Golden Women Book Scholarship Winner
Pursuing a five year dual degree program which offers two bachelors degrees, one in Civil Engineering and the other in Modern Languages with an emphasis in Global Science and Engineering
Northern Arizona University
Why continuing an education is so important to her:
“I will be a first generation college student as neither of my parents were able to attend college following high school and receive a degree. I want to be the educational role model for my younger brother, which my parents were unable to be for me. I need to be the beckon of light for him that he will be able to follow and know the importance of higher education. I love learning and I’ve found that learning and growing in knowledge is a passion of mine. I’ve learned that learning is power and without an education I will be an unfulfilled vessel.”
Hailley was a part of:
Hailley was very active in the Associate Student Body, and was President of her senior class, in high school. She was an active member of Junior Statesmen of America (JSA.Org) jsa.org attending seminars and meetings and taking part in panel discussions about our current government and social issues. She played on her high school soccer team and humbly served as team co-captain.

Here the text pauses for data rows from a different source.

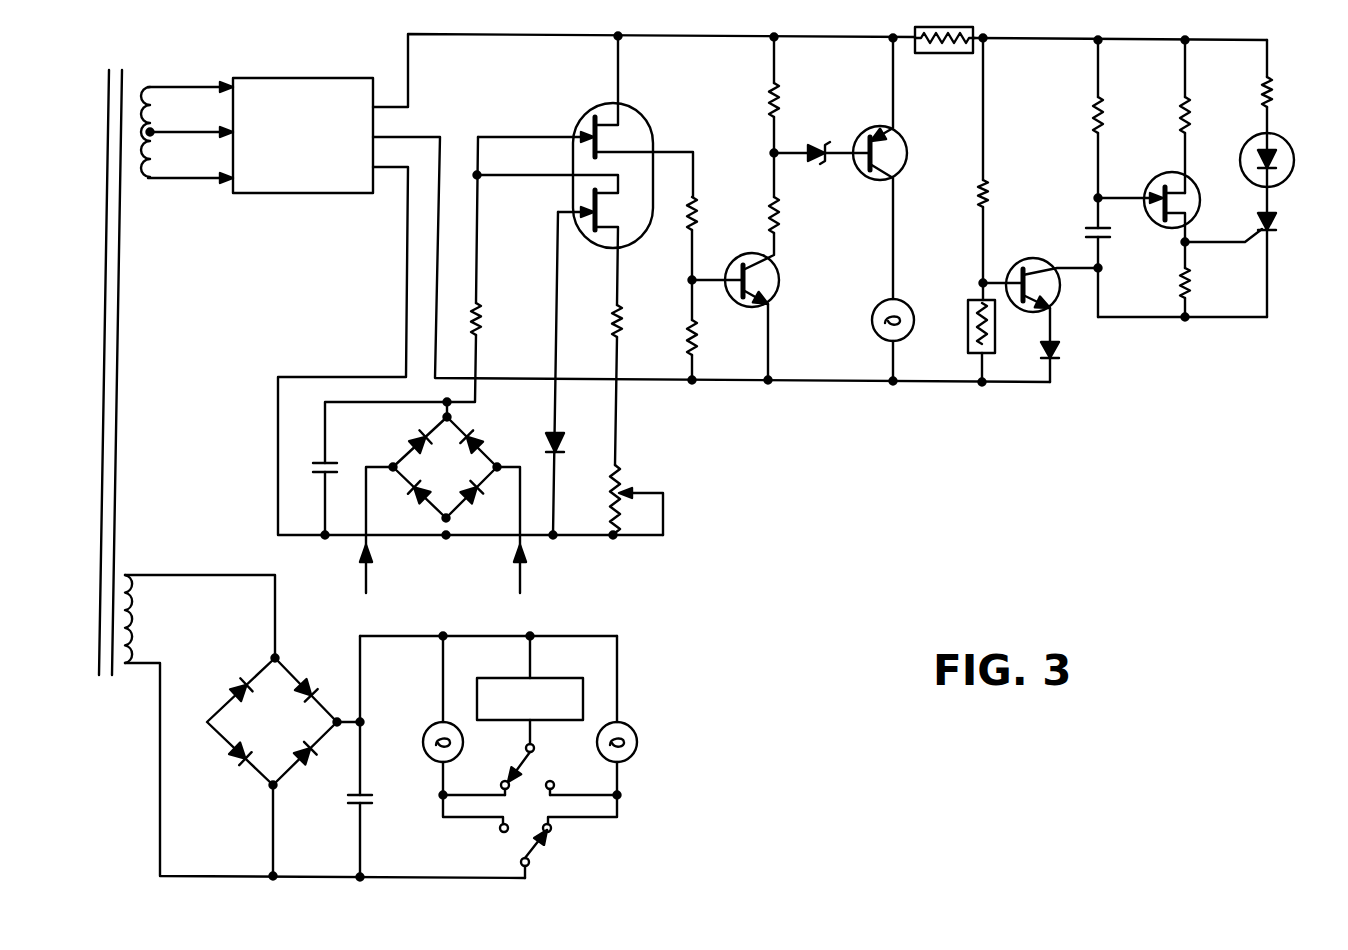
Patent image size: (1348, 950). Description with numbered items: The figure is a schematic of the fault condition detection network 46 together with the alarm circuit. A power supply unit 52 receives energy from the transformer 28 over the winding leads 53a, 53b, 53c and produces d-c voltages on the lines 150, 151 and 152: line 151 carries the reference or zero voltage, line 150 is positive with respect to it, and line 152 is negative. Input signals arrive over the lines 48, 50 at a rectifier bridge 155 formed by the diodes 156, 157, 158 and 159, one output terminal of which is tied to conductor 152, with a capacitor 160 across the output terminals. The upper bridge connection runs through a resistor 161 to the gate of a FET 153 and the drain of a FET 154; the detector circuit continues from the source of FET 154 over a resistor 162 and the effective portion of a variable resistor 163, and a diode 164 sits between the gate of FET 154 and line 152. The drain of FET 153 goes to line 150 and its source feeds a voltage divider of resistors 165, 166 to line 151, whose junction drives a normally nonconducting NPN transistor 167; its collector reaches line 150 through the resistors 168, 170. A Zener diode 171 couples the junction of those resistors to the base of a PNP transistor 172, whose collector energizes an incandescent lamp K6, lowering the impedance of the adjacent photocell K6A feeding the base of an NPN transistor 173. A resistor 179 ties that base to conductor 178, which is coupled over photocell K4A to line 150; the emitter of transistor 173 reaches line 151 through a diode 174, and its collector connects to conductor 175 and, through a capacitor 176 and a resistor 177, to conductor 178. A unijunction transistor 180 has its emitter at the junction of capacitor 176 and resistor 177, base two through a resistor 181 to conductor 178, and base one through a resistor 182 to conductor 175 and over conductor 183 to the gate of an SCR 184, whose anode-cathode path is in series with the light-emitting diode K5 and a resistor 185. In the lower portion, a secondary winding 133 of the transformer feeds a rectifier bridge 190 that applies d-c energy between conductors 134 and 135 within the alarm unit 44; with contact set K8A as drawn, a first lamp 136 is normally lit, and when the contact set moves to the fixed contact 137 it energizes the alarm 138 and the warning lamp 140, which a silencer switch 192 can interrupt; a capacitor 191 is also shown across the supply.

The transformer 28 is at (63, 386).
The alarm unit 44 is at (484, 624).
The fault condition detection network 46 is at (986, 535).
The line 48 is at (527, 530).
The line 50 is at (364, 530).
The power supply unit 52 is at (303, 124).
The line 53a is at (187, 119).
The line 53b is at (190, 122).
The line 53c is at (190, 169).
The secondary winding 133 is at (149, 617).
The conductor 134 is at (488, 625).
The conductor 135 is at (325, 772).
The first lamp 136 is at (615, 717).
The fixed contact 137 is at (500, 832).
The alarm 138 is at (530, 690).
The lamp 140 is at (444, 717).
The line 150 is at (414, 64).
The line 151 is at (438, 136).
The line 152 is at (406, 243).
The FET 153 is at (584, 168).
The FET 154 is at (567, 362).
The rectifier bridge 155 is at (445, 462).
The diode 156 is at (402, 437).
The diode 157 is at (491, 437).
The diode 158 is at (402, 501).
The diode 159 is at (489, 501).
The capacitor 160 is at (314, 468).
The resistor 161 is at (483, 354).
The resistor 162 is at (598, 385).
The variable resistor 163 is at (616, 502).
The diode 164 is at (576, 486).
The resistor 165 is at (714, 258).
The resistor 166 is at (675, 352).
The NPN transistor 167 is at (757, 308).
The resistor 168 is at (794, 175).
The resistor 170 is at (755, 75).
The Zener diode 171 is at (822, 137).
The PNP transistor 172 is at (901, 167).
The NPN transistor 173 is at (1040, 289).
The diode 174 is at (1071, 361).
The conductor 175 is at (1143, 317).
The capacitor 176 is at (1079, 263).
The resistor 177 is at (1079, 133).
The conductor 178 is at (1168, 41).
The resistor 179 is at (1000, 168).
The unijunction transistor 180 is at (1149, 214).
The resistor 181 is at (1165, 115).
The resistor 182 is at (1164, 292).
The conductor 183 is at (1222, 244).
The silicon controlled rectifier 184 is at (1288, 263).
The resistor 185 is at (1289, 95).
The rectifier bridge 190 is at (285, 766).
The capacitor 191 is at (379, 756).
The silencer switch 192 is at (533, 760).
The photocell K4A is at (945, 54).
The light-emitting diode K5 is at (1283, 173).
The incandescent lamp K6 is at (874, 342).
The photocell K6A is at (968, 330).
The contact set K8A is at (569, 836).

Hailley’s community work includes:
AARP: Hailley volunteered as a Tax Aid Greeter for the past 3 years. AARP provides a free tax service for seniors and her duties as greeter were to check in appointments and assist clients in filling in the initial intake forms necessary to complete their tax return and assign them to the most qualified certified tax preparer.
Kirkland Academy of Excellence in Watts, CA: Hailley volunteered as a mentor and understudy after school and summer mornings for the past two years. There she discovered a strong interest in becoming a teacher and that she has a natural ability to guide, connect and educate young children.

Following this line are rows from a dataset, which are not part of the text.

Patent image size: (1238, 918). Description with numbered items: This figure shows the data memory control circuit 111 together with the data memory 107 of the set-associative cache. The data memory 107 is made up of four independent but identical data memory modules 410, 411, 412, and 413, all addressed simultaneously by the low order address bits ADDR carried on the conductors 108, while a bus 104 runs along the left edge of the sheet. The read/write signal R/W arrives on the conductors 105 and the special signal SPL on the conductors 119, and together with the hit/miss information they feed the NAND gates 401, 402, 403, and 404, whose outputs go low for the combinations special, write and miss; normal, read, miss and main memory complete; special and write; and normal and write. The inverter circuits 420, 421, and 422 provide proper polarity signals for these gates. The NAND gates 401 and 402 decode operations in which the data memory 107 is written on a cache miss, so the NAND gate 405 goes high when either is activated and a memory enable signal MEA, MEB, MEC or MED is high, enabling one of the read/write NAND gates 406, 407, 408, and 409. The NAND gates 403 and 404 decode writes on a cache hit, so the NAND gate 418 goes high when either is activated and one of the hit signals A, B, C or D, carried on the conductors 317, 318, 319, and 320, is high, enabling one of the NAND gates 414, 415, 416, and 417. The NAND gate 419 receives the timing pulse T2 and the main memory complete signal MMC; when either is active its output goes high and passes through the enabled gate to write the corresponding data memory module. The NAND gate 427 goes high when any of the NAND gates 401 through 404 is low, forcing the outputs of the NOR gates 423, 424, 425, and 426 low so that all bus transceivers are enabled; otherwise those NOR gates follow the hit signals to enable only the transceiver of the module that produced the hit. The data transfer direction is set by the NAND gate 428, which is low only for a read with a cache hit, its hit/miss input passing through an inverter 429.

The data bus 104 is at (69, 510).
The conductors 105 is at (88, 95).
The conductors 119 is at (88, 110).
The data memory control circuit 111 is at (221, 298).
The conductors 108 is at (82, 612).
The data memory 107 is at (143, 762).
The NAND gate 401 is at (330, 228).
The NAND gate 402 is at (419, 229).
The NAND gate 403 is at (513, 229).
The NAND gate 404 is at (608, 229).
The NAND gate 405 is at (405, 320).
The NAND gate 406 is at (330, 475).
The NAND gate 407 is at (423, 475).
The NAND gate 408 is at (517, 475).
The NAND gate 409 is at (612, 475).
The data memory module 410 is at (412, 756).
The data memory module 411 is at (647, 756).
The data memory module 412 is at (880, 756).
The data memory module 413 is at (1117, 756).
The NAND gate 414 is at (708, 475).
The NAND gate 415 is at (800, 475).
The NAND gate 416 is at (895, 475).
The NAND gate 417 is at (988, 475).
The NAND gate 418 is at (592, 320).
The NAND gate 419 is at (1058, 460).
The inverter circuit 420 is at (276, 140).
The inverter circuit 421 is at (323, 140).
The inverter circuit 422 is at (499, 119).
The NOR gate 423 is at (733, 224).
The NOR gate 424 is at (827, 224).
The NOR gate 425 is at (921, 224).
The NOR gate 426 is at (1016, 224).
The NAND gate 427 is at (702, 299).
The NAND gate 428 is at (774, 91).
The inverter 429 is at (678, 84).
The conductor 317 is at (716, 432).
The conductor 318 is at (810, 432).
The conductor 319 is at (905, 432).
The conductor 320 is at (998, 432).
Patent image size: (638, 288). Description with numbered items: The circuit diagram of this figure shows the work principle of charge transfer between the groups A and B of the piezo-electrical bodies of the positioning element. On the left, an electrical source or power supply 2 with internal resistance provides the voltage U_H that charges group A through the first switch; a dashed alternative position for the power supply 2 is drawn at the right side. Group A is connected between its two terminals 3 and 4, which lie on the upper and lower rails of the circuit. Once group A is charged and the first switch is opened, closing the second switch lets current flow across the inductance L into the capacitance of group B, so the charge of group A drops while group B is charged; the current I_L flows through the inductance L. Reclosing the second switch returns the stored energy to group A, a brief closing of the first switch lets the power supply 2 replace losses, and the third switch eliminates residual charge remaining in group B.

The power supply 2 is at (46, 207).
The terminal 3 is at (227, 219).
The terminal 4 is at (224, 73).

She is actively involved in a Christian group of young women “Faithful after Phoebe” who fashioned themselves after Phoebe in the Bible that assisted the missionary society by visiting nursing homes and senior centers throughout the Inglewood CA area.
Hailley, what does the term “Golden Women” mean to you?
“The term “Golden Women” seems to connect me to my high school alma matter “Women of Distinction.” In a sense they are very much alike, women who exemplify love, passion, empathy and class. A woman of distinction much like a “Golden Woman” is an amazing woman, she is every woman and she is a monument of success and strength. She does not fall short of her responsibilities and she carries herself well. “Golden Women” to me means women who enlighten, encourage, empower and strengthen one another. I am a “Women of Distinction” from my four years at St. Mary’s Academy and from my time there I have grown into a responsible, self assured and tenacious women, which I would consider attributes of “Golden Women.”
Hailley, describe something that is plaguing young women today and explain what can be done to turn it around? What can you do to help?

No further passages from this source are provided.